Learn, anticipate, goal-oriented, initiative, independent…none of these describe the behavior of today’s typical EMR towards its users. As a consequence physicians must compensate with a torrent of clicks (so-called ) to push and pull these EMRs through what should be simple patient encounters.

Context–aware EMR user interfaces are also examples of intelligent user interfaces.

“The requirements imposed by human-computer interfaces … exceed the capabilities of conventional interfaces which often fail to reflect the semantics of its users’ tasks and problem domain properly. Intelligent user interfaces aim to cope with these serious semantic problems and help users to access information or solve complex tasks by being sensitive to a user’s knowledge, misconceptions, goals, and plans.

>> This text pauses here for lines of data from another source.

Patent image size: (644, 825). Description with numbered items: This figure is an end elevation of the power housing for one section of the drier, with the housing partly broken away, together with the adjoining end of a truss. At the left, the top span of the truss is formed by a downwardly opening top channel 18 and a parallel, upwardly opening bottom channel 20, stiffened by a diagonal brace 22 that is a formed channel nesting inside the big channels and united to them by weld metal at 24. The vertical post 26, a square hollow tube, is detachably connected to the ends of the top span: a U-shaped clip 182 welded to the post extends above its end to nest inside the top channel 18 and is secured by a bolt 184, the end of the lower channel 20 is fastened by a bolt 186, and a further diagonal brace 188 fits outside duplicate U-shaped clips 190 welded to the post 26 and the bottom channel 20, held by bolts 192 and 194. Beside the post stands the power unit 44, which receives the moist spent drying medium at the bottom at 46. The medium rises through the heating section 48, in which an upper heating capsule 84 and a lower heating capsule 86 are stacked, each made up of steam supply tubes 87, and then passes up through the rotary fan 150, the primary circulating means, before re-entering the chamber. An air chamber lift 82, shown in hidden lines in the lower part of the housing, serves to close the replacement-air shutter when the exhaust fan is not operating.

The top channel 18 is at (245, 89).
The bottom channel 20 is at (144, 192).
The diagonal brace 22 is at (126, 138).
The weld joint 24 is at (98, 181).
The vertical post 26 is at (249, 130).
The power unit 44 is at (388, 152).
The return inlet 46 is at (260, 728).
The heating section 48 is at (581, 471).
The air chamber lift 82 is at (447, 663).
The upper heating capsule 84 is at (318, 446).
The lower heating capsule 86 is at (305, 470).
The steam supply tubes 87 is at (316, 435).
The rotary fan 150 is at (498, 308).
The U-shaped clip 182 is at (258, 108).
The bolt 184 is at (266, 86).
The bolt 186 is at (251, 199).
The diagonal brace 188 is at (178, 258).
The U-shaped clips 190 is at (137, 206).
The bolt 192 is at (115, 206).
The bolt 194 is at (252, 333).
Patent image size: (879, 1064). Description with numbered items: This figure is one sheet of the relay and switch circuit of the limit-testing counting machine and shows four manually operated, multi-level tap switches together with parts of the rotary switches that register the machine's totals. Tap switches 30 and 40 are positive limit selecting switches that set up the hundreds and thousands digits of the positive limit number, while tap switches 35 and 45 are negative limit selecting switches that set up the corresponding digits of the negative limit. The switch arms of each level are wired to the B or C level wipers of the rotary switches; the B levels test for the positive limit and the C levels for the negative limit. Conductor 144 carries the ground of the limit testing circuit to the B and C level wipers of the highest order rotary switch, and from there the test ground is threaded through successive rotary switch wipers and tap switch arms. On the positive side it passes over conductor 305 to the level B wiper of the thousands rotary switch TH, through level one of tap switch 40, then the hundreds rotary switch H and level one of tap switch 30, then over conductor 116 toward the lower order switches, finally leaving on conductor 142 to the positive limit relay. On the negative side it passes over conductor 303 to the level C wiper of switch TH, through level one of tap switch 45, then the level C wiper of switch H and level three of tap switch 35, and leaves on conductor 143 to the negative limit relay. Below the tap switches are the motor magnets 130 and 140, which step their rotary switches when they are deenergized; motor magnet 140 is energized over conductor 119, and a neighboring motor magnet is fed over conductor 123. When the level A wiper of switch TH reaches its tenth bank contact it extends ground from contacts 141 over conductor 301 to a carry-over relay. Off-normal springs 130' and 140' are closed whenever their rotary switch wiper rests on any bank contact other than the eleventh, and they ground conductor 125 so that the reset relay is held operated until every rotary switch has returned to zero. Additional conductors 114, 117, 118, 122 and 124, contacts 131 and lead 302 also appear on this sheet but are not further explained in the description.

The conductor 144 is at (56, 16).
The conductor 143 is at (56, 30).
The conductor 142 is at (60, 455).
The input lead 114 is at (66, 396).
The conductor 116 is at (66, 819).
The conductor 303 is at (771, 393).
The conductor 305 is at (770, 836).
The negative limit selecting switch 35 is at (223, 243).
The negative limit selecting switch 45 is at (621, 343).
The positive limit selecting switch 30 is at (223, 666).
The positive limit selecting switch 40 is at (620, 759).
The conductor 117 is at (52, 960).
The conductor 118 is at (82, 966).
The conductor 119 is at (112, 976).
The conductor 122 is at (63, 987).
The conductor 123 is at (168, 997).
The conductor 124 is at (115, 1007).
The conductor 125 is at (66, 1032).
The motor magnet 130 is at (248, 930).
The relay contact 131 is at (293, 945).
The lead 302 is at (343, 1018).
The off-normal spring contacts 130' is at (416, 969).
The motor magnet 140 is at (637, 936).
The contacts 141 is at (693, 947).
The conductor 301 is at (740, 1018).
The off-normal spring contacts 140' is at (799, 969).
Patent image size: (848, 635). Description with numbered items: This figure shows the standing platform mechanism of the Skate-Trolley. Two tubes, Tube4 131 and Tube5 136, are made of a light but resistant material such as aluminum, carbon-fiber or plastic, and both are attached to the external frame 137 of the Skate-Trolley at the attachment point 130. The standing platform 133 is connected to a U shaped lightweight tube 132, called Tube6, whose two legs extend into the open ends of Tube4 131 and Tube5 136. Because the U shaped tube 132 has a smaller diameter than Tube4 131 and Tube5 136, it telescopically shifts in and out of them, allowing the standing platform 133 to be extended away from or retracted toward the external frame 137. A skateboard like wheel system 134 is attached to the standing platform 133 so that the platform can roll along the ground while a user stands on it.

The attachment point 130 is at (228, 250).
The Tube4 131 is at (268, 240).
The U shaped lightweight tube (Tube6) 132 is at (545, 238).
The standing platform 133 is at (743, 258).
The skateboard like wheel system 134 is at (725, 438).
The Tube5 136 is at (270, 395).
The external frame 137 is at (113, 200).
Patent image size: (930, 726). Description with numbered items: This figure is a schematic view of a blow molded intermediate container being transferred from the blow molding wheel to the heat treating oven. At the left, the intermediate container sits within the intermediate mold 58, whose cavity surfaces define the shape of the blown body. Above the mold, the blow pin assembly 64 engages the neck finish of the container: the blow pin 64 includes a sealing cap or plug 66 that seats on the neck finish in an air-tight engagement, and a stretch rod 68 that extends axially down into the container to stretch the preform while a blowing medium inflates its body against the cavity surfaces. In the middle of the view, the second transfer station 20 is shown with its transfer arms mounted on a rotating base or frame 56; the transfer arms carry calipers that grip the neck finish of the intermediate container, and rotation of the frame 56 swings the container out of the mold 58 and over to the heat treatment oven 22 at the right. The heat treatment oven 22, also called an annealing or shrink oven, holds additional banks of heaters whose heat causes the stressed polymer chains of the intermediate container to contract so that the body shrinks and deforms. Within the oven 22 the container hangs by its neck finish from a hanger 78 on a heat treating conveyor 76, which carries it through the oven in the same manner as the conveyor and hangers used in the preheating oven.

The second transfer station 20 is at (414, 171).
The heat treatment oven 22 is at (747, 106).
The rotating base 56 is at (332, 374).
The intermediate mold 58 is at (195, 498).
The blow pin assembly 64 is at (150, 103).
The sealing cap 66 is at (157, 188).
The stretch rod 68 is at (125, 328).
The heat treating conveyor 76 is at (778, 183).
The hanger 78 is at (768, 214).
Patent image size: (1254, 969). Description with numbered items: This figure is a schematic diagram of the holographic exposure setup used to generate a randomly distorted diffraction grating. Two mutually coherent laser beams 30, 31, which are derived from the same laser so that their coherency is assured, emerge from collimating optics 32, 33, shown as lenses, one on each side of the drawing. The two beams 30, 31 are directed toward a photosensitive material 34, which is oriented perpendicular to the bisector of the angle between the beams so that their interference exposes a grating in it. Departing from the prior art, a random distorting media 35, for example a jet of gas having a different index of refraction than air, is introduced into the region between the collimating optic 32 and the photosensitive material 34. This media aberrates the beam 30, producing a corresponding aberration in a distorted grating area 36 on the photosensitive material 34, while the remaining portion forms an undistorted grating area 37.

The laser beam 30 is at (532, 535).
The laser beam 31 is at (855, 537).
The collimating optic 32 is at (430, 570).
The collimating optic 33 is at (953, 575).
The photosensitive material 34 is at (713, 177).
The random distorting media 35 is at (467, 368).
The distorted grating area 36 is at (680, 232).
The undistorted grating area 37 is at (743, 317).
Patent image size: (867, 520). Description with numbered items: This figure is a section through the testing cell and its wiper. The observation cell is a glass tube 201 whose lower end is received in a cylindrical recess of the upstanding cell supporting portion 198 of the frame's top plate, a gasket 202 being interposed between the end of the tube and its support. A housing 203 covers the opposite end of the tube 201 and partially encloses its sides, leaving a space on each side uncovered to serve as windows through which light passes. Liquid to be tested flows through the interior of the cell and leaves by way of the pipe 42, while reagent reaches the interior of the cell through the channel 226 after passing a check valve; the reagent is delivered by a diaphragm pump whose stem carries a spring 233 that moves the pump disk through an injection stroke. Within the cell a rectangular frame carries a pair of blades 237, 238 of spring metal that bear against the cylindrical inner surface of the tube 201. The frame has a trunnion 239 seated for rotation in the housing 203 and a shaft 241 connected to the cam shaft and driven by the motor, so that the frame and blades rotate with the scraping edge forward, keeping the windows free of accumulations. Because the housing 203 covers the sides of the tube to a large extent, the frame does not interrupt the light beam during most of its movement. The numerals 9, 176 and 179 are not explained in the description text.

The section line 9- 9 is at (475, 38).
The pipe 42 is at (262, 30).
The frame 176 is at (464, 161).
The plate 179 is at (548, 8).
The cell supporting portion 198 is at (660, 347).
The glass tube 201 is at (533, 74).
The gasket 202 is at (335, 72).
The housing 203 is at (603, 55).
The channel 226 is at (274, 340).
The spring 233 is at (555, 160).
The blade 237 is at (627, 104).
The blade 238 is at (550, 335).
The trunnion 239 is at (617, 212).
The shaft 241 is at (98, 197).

Main issues addressed by intelligent user interface research are the following:

  • How can interaction be made clearer and more efficient?
  • How can interfaces offer better support for their users’ tasks, plans, and goals?
  • How can information be presented more effectively?
  • How can the design and implementation of good interfaces be made easier?” (my emphases)

Clinical groupware is in the best position to become this next generation of context-aware intelligent clinical information systems. Why? Because clinical groupware is groupware. And the most sophisticated and mature groupware today is the modern workflow management system, represented by the business process management suite.

To achieve contextual usability clinical groupware needs to ask itself the same questions journalists ask themselves to write compelling and useful news reports—who, what, why, when, where, and how? Automated answers to these questions drive context-aware automatic behaviors, such as offering the right screen at the right time and place or accomplishing useful tasks in the background without need for human intervention.

What, pray tell, “drives” this anticipatory behavior? An executable process model. In older terminology, a workflow, or process, engine, executes a collection of workflow, or process, definitions, relying on user input and context (the who, what, why, when, where, and how) to select and control definition execution. If the engine encounters inputs for which there is no model, then fall back on general purpose adaptive case management techniques for tracking goals and tasks, making them visible and actionable by physician users. Traditional BPM technology automates the predictable routine. Adaptive case management supports dealing with unpredictable exceptions—the high value-added knowledge work that diagnoses and treats the complicated cases.

Usability can’t be “added” to EMRs, EHRs, or clinical groupware. It has to inform and influence the very first design decisions. And there are no more fundamental early design decisions than what paradigm to adopt and platform to use.

No matter how “intuitable,” EMRs without executable process models (necessary to perceive, reason, and act, and later systematically improve), cannot become fully active and helpful members of the patient care team. Wrong paradigm. Wrong platform.

Truly “intuitive” process-aware clinical groupware, on the other hand, has a brain, variously called a BPM, workflow, or process engine. This is the necessary platform for delivering context-aware intelligent user interfaces and user experience to the point of care. Right paradigm. Right platform.

In the spirit of advice from my Speech teacher about effectively and efficiently beating dead horses (“Tell them what you’re going to tell them. Tell them. Tell them what you told them.”) …

  • Question: Do We Need Smarter Users or Smarter User Interfaces?
  • Answer: Smarter User Interfaces.